Integrating content and activities/investigations in a planned and purposeful way is a challenge for teachers. The articles in NSTA publications have many examples of how this can be done, including planning tools, rubrics, connections to standards, and assessments. Tools such as SciLinks can provide just-in-time content and background information for both students and teachers.
For example, The Hudson River Plume uses a combination of online and laboratory activities (the authors include a detailed overview) to explore the impact of human activity on watersheds and coastal environments. The content addresses water movement and characteristics beyond a textbook discussion. (SciLinks: Watershed, Water Movement, Eutrophication, Pollution)

A Life-Cycle Assessment of Biofuels focuses on the context of alternative fuels (ethanol in this case): what resources are used to produce them, how they are processed, what does it take to transport them. Students may find it interesting to look at the “life cycle” of other products such as cell phones, pencils, bottled water. (SciLinks: Carbon cycle, Alternative fuels)
Wolves in the Wild incorporates a jigsaw cooperative learning activity with content related to social, economic, and ecological issues.  (SciLinks: Wolves, U.S. National Parks)

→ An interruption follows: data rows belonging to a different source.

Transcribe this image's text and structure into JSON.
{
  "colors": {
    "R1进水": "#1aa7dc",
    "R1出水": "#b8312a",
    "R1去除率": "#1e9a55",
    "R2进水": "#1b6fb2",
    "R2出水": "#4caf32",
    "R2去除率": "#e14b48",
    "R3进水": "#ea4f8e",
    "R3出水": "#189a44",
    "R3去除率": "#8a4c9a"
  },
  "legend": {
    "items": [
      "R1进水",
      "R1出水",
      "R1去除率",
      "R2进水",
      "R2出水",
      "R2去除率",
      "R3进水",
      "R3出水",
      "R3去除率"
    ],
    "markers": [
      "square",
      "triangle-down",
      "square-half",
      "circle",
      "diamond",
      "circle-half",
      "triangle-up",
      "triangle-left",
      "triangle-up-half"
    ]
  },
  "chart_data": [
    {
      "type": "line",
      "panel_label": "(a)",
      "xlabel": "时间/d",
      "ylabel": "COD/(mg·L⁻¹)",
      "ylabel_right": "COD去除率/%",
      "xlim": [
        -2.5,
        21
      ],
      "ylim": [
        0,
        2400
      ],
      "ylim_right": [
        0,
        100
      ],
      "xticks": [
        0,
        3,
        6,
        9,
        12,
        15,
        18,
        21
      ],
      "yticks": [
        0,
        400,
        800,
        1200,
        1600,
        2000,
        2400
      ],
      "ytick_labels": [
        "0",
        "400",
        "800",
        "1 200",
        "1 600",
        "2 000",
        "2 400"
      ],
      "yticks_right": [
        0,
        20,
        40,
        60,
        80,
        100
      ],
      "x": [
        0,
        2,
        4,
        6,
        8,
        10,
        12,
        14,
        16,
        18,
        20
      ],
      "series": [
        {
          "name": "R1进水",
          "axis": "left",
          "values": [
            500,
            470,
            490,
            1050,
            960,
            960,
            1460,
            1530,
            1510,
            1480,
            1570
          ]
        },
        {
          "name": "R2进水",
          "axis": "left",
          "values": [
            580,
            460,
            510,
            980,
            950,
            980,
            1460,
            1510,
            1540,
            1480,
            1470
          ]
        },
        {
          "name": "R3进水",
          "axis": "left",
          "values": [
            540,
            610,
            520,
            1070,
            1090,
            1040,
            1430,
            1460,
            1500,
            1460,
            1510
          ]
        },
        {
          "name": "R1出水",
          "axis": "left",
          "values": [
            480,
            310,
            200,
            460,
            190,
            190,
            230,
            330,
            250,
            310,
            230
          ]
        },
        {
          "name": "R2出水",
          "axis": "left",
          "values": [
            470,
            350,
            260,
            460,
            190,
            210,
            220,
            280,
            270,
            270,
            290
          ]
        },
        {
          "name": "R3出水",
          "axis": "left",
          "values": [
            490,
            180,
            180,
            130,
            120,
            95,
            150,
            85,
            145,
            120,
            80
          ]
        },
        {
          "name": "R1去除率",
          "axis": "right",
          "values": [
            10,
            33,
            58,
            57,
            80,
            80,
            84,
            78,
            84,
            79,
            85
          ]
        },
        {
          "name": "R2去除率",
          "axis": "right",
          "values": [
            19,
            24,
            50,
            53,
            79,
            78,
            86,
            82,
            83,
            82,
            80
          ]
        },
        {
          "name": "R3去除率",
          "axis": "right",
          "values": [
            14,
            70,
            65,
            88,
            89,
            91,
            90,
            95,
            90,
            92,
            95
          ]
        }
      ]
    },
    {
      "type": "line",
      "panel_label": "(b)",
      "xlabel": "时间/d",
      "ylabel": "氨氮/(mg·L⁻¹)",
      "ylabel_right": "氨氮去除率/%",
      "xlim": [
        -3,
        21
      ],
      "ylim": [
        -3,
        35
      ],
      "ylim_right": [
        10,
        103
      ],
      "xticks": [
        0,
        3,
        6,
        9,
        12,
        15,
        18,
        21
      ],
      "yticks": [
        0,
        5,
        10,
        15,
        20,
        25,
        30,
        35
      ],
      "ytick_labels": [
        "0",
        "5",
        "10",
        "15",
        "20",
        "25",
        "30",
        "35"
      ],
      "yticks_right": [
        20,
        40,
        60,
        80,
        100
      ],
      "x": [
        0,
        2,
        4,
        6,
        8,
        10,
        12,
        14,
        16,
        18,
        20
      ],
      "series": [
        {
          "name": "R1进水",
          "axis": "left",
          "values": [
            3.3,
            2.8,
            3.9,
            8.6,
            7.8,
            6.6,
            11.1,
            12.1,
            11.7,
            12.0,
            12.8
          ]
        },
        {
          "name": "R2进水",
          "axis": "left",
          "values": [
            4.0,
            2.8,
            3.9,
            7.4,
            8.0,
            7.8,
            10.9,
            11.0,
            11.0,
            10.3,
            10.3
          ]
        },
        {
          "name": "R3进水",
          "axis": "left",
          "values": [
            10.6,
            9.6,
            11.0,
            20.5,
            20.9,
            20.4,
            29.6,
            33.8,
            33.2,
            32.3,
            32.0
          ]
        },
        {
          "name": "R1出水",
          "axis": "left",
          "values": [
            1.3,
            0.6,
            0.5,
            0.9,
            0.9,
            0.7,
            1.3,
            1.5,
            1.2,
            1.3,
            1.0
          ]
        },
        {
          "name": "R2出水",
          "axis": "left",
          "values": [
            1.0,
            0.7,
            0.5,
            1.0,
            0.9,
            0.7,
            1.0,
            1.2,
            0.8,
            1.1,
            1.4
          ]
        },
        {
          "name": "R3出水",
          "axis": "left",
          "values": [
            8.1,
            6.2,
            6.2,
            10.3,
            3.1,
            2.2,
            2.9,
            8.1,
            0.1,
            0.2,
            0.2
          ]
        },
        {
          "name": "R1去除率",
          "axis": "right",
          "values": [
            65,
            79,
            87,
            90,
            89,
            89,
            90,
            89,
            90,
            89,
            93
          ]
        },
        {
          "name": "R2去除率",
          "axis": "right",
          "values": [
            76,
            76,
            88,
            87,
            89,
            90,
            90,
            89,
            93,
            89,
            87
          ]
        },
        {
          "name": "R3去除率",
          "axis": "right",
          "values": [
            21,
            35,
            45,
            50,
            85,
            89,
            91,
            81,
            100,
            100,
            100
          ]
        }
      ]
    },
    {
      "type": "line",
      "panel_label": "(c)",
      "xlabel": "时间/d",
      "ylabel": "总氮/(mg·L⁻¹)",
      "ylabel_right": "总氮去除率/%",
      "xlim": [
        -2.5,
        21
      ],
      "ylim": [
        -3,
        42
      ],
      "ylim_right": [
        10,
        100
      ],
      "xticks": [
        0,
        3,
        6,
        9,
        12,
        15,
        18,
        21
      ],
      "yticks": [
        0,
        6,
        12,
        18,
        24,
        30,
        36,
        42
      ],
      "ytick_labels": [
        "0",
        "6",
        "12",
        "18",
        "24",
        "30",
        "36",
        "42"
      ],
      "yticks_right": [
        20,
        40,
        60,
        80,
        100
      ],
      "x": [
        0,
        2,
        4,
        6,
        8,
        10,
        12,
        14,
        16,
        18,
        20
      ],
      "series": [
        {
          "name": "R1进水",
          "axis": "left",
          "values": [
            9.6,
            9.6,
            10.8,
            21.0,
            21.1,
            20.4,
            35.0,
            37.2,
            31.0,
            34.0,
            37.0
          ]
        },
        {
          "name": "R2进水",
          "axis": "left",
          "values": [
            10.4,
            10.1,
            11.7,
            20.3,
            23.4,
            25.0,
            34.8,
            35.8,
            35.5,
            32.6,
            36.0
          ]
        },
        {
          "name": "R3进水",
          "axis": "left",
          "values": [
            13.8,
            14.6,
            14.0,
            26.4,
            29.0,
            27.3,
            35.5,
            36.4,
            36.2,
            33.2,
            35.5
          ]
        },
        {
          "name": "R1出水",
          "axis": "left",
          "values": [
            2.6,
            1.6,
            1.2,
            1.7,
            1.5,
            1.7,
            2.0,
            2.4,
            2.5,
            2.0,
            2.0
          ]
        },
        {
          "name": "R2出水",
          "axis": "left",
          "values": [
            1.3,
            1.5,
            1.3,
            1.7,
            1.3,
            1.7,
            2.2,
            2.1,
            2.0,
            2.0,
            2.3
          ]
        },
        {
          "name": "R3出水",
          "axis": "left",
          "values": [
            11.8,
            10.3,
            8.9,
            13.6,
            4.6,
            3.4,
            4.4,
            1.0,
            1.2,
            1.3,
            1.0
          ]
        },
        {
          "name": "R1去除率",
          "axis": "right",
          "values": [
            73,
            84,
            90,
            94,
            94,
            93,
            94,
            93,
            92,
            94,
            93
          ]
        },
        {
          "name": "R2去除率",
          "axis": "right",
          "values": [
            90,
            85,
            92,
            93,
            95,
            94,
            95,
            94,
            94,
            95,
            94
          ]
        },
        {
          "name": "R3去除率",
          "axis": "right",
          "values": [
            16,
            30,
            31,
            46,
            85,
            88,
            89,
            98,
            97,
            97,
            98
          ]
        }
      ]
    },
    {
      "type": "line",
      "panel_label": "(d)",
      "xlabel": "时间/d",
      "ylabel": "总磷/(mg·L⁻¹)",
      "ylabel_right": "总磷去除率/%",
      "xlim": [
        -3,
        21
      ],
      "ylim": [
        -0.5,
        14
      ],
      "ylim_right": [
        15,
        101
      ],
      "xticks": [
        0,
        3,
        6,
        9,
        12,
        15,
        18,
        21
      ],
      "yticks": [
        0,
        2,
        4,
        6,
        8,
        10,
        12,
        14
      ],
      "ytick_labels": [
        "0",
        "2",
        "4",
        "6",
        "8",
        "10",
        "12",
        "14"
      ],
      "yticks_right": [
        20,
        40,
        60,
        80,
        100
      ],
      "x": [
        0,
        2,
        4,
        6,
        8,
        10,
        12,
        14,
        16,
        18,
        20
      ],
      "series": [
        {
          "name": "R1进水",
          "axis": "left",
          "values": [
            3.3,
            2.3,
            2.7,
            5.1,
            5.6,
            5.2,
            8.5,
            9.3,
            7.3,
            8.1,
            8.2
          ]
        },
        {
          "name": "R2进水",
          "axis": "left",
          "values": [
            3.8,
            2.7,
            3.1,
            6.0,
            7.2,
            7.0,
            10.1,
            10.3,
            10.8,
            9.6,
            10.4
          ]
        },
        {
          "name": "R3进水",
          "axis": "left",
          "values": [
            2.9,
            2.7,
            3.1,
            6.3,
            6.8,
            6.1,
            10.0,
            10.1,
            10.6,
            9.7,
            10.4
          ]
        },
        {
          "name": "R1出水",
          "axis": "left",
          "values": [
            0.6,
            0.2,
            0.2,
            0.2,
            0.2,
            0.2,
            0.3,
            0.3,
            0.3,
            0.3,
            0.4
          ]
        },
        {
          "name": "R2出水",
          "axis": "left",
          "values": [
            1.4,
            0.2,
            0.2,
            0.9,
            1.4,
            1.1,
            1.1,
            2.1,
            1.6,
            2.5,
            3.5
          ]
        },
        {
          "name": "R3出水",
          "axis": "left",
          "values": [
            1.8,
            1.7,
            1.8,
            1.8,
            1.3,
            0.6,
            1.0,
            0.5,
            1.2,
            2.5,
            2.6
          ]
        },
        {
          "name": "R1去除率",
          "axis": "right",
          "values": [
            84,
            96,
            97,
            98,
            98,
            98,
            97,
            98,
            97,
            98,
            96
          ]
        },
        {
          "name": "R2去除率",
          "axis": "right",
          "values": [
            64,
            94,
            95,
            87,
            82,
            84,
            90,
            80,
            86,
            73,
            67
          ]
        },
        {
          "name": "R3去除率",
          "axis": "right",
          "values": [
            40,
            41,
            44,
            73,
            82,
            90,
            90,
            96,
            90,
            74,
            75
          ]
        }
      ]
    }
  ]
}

Your principal may do a double-take seeing high school students use a sandbox or Rubik’s cubes. but you can reassure her that real learning is taking place.  In Puzzling Science: Using the Rubik’s Cube to Teach Problem Solving, the teacher-author had mastered the cube before designing this problem-solving activity. It might be an interesting action research project to study what happens when the teacher learns along with the students! The Classroom Sandbox shows how a physical model can be used to illustrate concepts, manipulate variables, or test hypotheses. See Deformational Sandbox in the Classroom
You probably have some athletes in your classes. In another real-life connection (using the 5E Learning Cycle) students consider Why Do Athletes Drink Sports Drinks? (SciLinks: Osmosis, Electrolytes, Sports Drinks)
This month’s HealthWise column What’s the difference between an x-ray, a CAT scan, and an MRI? describes these medical processes that students hear about in the news and family discussions. (SciLinks: CAT Scanning Fossils, MRI).
In conversations with teachers and administrators, I’ve often heard these terms used interchangeably: activities, experiments, labs, investigations. Are they the same? How would you explain the differences?